1

I've created a RAID 5 device block by combining 4 HDDs.

The name of my device is md1.

But the /sys/block/md1/queue/scheduler file outputs "none" on doing cat.

And also after editing it using vim its throwing

/sys/devices/virtual/block/md1/queue/scheduler" E667: Fsync failed

I also tried using sysctl.conf and by adding

block.md1.queue.scheduler = deadline

But again it throws

error: "block.md1.queue.scheduler" is an unknown key

I'm really out of options. Please help me out.

5
  • Here be dragons! Feb 7, 2013 at 9:51
  • Which OS distribution/version/kernel are you using? That's a very pertinent detail!
    – ewwhite
    Feb 7, 2013 at 9:54
  • I'm using CentOS 6.3
    – Nilesh
    Feb 7, 2013 at 9:56
  • 2
    IIRC scheduling is set on the physical devices (sda/sdb/sdc...) not the md dev
    – symcbean
    Feb 7, 2013 at 10:07
  • @symcbean That thought came to my mind as well. But I was not sure about it that it can't be done.
    – Nilesh
    Feb 7, 2013 at 10:19

2 Answers 2

5

You can apply the I/O scheduler to the real block devices; e.g. your /dev/sdX devices or default a global append to the kernel boot command line in /etc/grub... (add elevator=deadline)

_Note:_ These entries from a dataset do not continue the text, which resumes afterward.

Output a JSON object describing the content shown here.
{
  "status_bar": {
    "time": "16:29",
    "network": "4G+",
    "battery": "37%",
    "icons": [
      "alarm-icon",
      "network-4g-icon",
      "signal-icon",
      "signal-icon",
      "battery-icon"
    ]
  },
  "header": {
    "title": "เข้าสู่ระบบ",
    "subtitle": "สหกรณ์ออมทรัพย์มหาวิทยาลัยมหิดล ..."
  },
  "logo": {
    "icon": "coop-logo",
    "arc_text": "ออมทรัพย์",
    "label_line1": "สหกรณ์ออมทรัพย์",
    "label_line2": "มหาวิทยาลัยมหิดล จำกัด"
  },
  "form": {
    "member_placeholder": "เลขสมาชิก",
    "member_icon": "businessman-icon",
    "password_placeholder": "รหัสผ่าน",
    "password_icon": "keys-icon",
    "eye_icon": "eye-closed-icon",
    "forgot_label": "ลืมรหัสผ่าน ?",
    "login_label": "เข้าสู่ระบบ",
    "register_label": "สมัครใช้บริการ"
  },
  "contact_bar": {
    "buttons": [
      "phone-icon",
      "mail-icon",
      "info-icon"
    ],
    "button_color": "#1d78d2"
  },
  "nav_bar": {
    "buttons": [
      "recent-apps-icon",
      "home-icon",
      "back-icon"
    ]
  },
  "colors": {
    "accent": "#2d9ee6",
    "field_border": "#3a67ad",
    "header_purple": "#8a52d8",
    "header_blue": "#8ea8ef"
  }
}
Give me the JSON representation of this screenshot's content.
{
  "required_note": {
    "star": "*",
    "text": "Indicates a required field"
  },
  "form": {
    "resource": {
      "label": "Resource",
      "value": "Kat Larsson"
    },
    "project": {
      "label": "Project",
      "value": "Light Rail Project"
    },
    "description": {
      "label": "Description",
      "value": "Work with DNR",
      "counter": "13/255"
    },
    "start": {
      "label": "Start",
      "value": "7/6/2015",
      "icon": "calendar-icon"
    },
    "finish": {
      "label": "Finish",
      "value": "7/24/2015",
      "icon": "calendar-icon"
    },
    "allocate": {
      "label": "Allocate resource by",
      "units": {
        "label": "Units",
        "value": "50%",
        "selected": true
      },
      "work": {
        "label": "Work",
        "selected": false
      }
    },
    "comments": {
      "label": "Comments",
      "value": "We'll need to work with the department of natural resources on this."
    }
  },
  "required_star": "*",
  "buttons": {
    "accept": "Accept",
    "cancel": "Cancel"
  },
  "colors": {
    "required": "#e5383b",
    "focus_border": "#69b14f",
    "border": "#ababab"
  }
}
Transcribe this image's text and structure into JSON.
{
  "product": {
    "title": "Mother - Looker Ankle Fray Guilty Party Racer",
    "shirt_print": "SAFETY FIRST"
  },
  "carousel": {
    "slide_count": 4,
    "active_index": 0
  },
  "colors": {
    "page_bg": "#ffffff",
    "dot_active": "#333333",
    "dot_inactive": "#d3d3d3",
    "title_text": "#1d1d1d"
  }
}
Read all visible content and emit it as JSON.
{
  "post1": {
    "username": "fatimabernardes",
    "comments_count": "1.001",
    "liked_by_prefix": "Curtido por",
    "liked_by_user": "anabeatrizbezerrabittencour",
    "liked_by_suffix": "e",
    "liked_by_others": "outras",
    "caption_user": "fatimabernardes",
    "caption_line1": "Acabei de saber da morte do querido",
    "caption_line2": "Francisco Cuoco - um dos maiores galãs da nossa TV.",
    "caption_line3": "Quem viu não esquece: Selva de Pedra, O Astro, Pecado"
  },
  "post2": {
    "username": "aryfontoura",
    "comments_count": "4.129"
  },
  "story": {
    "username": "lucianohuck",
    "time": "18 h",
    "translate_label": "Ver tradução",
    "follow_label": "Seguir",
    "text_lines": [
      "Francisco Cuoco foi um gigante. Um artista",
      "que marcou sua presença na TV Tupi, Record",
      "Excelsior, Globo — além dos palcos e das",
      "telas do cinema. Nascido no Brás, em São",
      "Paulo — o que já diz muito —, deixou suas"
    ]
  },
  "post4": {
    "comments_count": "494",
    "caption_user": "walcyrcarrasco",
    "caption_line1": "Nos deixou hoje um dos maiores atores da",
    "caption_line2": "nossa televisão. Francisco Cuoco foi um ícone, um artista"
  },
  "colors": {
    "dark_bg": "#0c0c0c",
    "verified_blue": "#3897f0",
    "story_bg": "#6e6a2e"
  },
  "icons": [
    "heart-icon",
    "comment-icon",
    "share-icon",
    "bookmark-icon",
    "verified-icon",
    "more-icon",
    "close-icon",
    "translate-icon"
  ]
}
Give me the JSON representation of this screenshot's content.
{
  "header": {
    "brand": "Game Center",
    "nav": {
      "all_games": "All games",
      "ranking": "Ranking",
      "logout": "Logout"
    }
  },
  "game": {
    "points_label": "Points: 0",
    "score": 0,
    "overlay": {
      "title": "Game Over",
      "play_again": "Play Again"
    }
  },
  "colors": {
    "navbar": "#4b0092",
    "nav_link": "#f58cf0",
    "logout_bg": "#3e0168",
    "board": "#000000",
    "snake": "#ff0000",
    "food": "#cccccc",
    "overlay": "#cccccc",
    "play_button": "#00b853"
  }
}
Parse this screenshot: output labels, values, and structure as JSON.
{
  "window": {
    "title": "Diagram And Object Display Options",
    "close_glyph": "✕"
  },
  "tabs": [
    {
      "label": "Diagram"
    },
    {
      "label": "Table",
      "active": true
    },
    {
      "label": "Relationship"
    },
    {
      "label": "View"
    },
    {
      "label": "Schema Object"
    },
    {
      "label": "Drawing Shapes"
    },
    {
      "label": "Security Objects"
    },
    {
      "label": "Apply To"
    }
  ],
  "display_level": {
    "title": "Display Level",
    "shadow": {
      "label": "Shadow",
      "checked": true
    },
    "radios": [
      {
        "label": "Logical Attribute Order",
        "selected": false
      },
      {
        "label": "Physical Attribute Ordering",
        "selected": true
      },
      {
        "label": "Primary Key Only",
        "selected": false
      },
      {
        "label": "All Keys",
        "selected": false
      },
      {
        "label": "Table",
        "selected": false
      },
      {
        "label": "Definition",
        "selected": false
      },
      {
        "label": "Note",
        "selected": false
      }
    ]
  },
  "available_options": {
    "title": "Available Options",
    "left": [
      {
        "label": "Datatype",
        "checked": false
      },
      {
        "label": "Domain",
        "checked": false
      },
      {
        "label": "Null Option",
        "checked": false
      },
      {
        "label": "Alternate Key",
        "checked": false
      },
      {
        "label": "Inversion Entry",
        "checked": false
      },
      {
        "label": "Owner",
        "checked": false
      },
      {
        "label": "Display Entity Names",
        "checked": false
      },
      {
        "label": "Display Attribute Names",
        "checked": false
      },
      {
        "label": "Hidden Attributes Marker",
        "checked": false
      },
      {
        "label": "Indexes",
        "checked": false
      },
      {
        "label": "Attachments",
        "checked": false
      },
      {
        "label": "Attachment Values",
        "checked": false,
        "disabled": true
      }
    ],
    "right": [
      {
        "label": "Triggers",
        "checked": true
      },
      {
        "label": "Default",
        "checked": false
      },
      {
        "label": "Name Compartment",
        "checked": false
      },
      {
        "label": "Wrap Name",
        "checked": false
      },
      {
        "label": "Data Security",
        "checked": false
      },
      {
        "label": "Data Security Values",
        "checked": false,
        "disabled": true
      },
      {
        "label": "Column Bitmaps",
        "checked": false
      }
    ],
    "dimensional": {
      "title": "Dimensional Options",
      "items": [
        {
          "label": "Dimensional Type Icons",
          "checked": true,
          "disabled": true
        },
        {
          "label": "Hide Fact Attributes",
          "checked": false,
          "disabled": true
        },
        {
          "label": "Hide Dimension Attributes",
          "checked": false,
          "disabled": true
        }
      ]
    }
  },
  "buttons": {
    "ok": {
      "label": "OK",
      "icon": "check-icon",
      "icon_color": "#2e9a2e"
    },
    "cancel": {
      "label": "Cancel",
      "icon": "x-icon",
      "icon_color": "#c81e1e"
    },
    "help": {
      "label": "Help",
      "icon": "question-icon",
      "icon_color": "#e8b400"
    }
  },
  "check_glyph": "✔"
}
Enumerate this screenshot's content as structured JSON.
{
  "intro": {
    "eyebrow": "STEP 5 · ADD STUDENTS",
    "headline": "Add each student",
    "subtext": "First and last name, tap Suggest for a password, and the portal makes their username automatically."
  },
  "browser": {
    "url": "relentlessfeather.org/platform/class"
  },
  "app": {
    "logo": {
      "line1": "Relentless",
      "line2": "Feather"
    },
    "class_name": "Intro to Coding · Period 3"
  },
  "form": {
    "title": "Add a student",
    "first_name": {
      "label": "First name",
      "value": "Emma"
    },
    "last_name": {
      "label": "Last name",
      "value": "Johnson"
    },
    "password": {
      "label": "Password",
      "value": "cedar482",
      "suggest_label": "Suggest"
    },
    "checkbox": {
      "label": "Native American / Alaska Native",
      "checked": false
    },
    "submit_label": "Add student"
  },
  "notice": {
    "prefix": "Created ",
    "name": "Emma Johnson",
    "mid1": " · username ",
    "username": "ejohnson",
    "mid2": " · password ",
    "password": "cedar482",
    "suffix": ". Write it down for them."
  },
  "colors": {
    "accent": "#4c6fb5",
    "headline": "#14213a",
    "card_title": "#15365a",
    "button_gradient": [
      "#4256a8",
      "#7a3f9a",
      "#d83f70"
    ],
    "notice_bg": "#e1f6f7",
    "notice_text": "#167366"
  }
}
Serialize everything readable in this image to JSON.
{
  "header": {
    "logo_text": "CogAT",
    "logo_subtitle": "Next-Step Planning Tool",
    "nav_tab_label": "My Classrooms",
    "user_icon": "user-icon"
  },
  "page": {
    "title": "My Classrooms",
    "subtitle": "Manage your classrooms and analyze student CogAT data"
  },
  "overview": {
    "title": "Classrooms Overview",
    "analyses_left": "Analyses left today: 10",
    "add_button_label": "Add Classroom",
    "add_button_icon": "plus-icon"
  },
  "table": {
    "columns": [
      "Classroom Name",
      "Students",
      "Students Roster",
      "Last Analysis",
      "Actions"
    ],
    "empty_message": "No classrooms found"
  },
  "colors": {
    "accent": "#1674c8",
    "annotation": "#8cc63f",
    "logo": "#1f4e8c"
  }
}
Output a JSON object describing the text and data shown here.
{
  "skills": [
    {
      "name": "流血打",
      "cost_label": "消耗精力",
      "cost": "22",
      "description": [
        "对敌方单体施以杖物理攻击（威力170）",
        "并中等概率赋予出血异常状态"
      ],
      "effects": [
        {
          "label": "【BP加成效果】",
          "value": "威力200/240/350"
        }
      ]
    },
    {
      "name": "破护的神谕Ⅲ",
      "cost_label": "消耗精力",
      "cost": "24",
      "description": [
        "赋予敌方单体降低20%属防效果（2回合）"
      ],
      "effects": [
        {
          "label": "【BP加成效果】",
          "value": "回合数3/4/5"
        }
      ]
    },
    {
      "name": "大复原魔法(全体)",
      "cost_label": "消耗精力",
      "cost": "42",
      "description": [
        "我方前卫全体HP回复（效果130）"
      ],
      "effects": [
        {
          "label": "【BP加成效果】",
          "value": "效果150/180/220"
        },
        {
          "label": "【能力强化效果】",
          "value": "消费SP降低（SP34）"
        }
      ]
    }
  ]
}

But since you're using EL6 (Red Hat, CentOS, etc.), the most effective approach would be to use the tuned framework.

In your situation,

yum install tuned tuned-utils

Then choose a profile which will provide the right setting for your application. For instance:

tuned-adm profile throughput-performance

or

tuned-adm profile enterprise-storage

Tuned chart

6
  • Thanks. I did it but still the scheduler file for RAID block outputs "none".
    – Nilesh
    Feb 7, 2013 at 10:14
  • @Nilesh What did you do?
    – ewwhite
    Feb 7, 2013 at 10:14
  • I installed and set the profile to throughput-performance and then checked the file /sys/block/md1/queue/scheduler
    – Nilesh
    Feb 7, 2013 at 10:16
  • Look at the output of when you run tuned-adm profile throughput-performance. It will say something like: Applying deadline elevator: sda sdb sdc sdd [ OK ]. As I stated in the answer above, the elevator settings are applied to your block devices... your individual disks, NOT the mdX device!
    – ewwhite
    Feb 7, 2013 at 10:18
  • Yeah that happened. And I cross checked the sdX scheduler file and they had that change.
    – Nilesh
    Feb 7, 2013 at 10:20
-1

print current scheduler for all physical disks

for d in $(find /sys -name scheduler | egrep '(/sd|/hd)'); do echo $d $(cat $d); done

cat /sys/devices/virtual/block/md1/queue/scheduler

[noop] deadline cfq

echo "deadline" > /sys/devices/virtual/block/md1/queue/scheduler

2
  • This might be somewhat useful, but it doesn't answer the question, and so it should be a comment. Also the explanation is insufficient (the title says "print", but the printing is done in the first line, the last one will modify scheduling). I won't downvote because nobody else mentioned the correct way to modify the scheduler (vim is not recommended).
    – Law29
    Dec 22, 2015 at 23:21
  • This doesn't work. As others have said, you need to perform this on the real physical devices, which you would have discovered if you had done the commands in reverse order. Always check your work. The echo in the last line is a no-op. Tested on RHEL7.7 using mdadm-4.1-1 and kernel 3.10.0-1062.